Een mildere 'impactwinter' kan ertoe hebben bijgedragen dat minstens 25% van de soorten de nasleep van de inslag wél overleefden



'In plaats van ons te concentreren op de inslag zelf, hebben we ons gericht op de nasleep ervan', legt chemicus Katerina Rodiouchkina uit. 'We analyseerden eerst de zwavelvingerafdruk van de gesteenten in de kraterregio die de bron waren van zwavelhoudende aerosolen die in de atmosfeer vrijkwamen. Deze aerosolen werden wereldwijd verspreid en uiteindelijk terug afgezet op het aardoppervlak in de maanden tot jaren na de inslag. De zwavel werd afgezet rond de K-Pg-grenslaag in sedimentprofielen over de hele wereld. We gebruikten de overeenkomstige verandering in de isotopensamenstelling van zwavel om impact-gerelateerde zwavel van natuurlijke bronnen te onderscheiden, en de totale hoeveelheid vrijgekomen zwavel werd berekend via massabalans.'

De wetenschappers onthulden dat in totaal 67 ± 39 miljard ton zwavel werd vrijgemaakt, ongeveer vijf keer minder dan eerder geschat in numerieke modellen. Dit suggereert een mildere 'impactwinter' dan eerder werd aangenomen, wat leidde tot een minder sterke temperatuurdaling en een sneller herstel van het klimaat. Dit kan hebben bijgedragen aan het overleven van minstens 25% van de soorten op aarde na de gebeurtenis.

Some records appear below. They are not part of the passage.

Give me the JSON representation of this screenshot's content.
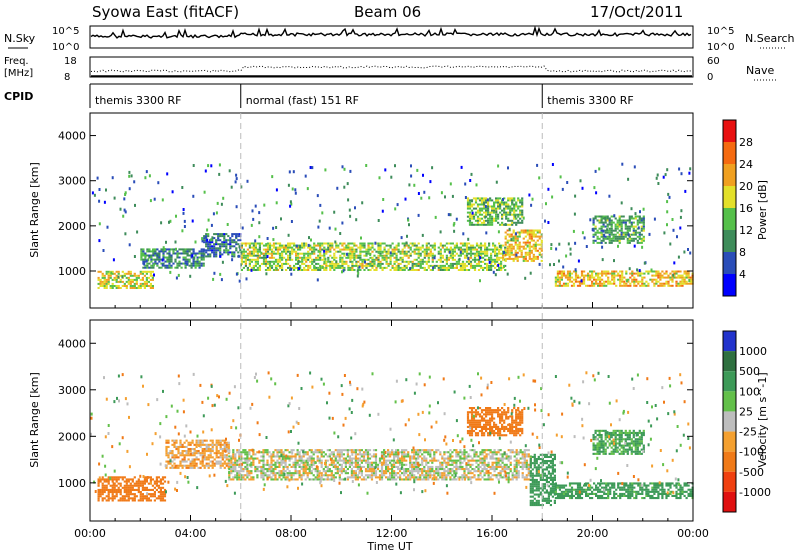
{
  "header": {
    "title": "Syowa East (fitACF)",
    "beam": "Beam 06",
    "date": "17/Oct/2011"
  },
  "strip_nsky": {
    "label": "N.Sky",
    "tick_top": "10^5",
    "tick_bottom": "10^0",
    "right_tick_top": "10^5",
    "right_tick_bottom": "10^0",
    "right_label": "N.Search"
  },
  "strip_freq": {
    "label_line1": "Freq.",
    "label_line2": "[MHz]",
    "tick_top": "18",
    "tick_bottom": "8",
    "right_tick_top": "60",
    "right_tick_bottom": "0",
    "right_label": "Nave"
  },
  "cpid": {
    "label": "CPID",
    "segments": [
      {
        "start": 0,
        "end": 6,
        "name": "themis 3300 RF"
      },
      {
        "start": 6,
        "end": 18,
        "name": "normal (fast) 151 RF"
      },
      {
        "start": 18,
        "end": 24,
        "name": "themis 3300 RF"
      }
    ]
  },
  "time_axis": {
    "label": "Time UT",
    "ticks": [
      "00:00",
      "04:00",
      "08:00",
      "12:00",
      "16:00",
      "20:00",
      "00:00"
    ]
  },
  "power_panel": {
    "ylabel": "Slant Range [km]",
    "yticks": [
      "1000",
      "2000",
      "3000",
      "4000"
    ],
    "colorbar_label": "Power [dB]",
    "colorbar_ticks": [
      "4",
      "8",
      "12",
      "16",
      "20",
      "24",
      "28"
    ],
    "colorbar_colors": [
      "#0000ff",
      "#2a4db8",
      "#3e8c5a",
      "#55c04a",
      "#e3e02a",
      "#f0a020",
      "#f56a10",
      "#e81010"
    ]
  },
  "velocity_panel": {
    "ylabel": "Slant Range [km]",
    "yticks": [
      "1000",
      "2000",
      "3000",
      "4000"
    ],
    "colorbar_label": "Velocity [m s^-1]",
    "colorbar_ticks": [
      "1000",
      "500",
      "100",
      "25",
      "-25",
      "-100",
      "-500",
      "-1000"
    ],
    "colorbar_colors": [
      "#2233cc",
      "#2f7040",
      "#3d9a58",
      "#63c04a",
      "#bdbdbd",
      "#f4a030",
      "#f07a18",
      "#f04010",
      "#e01010"
    ]
  },
  "chart_data": {
    "type": "heatmap",
    "x_range_hours": [
      0,
      24
    ],
    "y_range_km": [
      180,
      4500
    ],
    "panels": [
      {
        "name": "Power [dB]",
        "zlim": [
          0,
          30
        ],
        "bands": [
          {
            "t_start": 0.3,
            "t_end": 2.5,
            "r_low": 600,
            "r_high": 1000,
            "value": 18
          },
          {
            "t_start": 2.0,
            "t_end": 4.5,
            "r_low": 1050,
            "r_high": 1500,
            "value": 10
          },
          {
            "t_start": 4.5,
            "t_end": 6.0,
            "r_low": 1300,
            "r_high": 1800,
            "value": 8
          },
          {
            "t_start": 6.0,
            "t_end": 16.5,
            "r_low": 1000,
            "r_high": 1600,
            "value": 16
          },
          {
            "t_start": 16.5,
            "t_end": 18.0,
            "r_low": 1200,
            "r_high": 1900,
            "value": 20
          },
          {
            "t_start": 15.0,
            "t_end": 17.2,
            "r_low": 2000,
            "r_high": 2600,
            "value": 14
          },
          {
            "t_start": 18.5,
            "t_end": 24.0,
            "r_low": 650,
            "r_high": 1000,
            "value": 20
          },
          {
            "t_start": 20.0,
            "t_end": 22.0,
            "r_low": 1600,
            "r_high": 2200,
            "value": 12
          }
        ]
      },
      {
        "name": "Velocity [m s^-1]",
        "zlim": [
          -1000,
          1000
        ],
        "bands": [
          {
            "t_start": 0.3,
            "t_end": 3.0,
            "r_low": 600,
            "r_high": 1100,
            "value": -300
          },
          {
            "t_start": 3.0,
            "t_end": 5.5,
            "r_low": 1300,
            "r_high": 1900,
            "value": -60
          },
          {
            "t_start": 5.5,
            "t_end": 17.5,
            "r_low": 1050,
            "r_high": 1700,
            "value": 0
          },
          {
            "t_start": 15.0,
            "t_end": 17.2,
            "r_low": 2000,
            "r_high": 2600,
            "value": -200
          },
          {
            "t_start": 17.5,
            "t_end": 18.5,
            "r_low": 500,
            "r_high": 1600,
            "value": 200
          },
          {
            "t_start": 18.5,
            "t_end": 24.0,
            "r_low": 650,
            "r_high": 1000,
            "value": 150
          },
          {
            "t_start": 20.0,
            "t_end": 22.0,
            "r_low": 1600,
            "r_high": 2100,
            "value": 120
          }
        ]
      }
    ]
  }
}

Hoewel zwavel waarschijnlijk de primaire drijfveer blijft van afkoeling, is het belangrijk op te merken dat een recente studie van de Koninklijke Sterrenwacht van België en VUB aantoonde dat een enorme pluim van microscopisch kleine stofdeeltjes een cruciale rol kan hebben gespeeld in het creëren van een twee jaar durende donkere periode, die de fotosynthese blokkeerde en de milieu-impact verder verergerde.

 

Een aantal Belgische universiteiten en onderzoeksinstituten droegen bij aan deze studie: Universiteit Gent (UGent), Vrije Universiteit Brussel (VUB), Koninklijke Sterrenwacht van België (KSB), Université Libre de Bruxelles (ULB), Katholieke Universiteit Leuven (KU Leuven) en het Koninklijk Belgisch Instituut voor Natuurwetenschappen (KBIN).  Dit artikel is gebaseerd op het persbericht door Luleå University of Technology Sweden en VUB.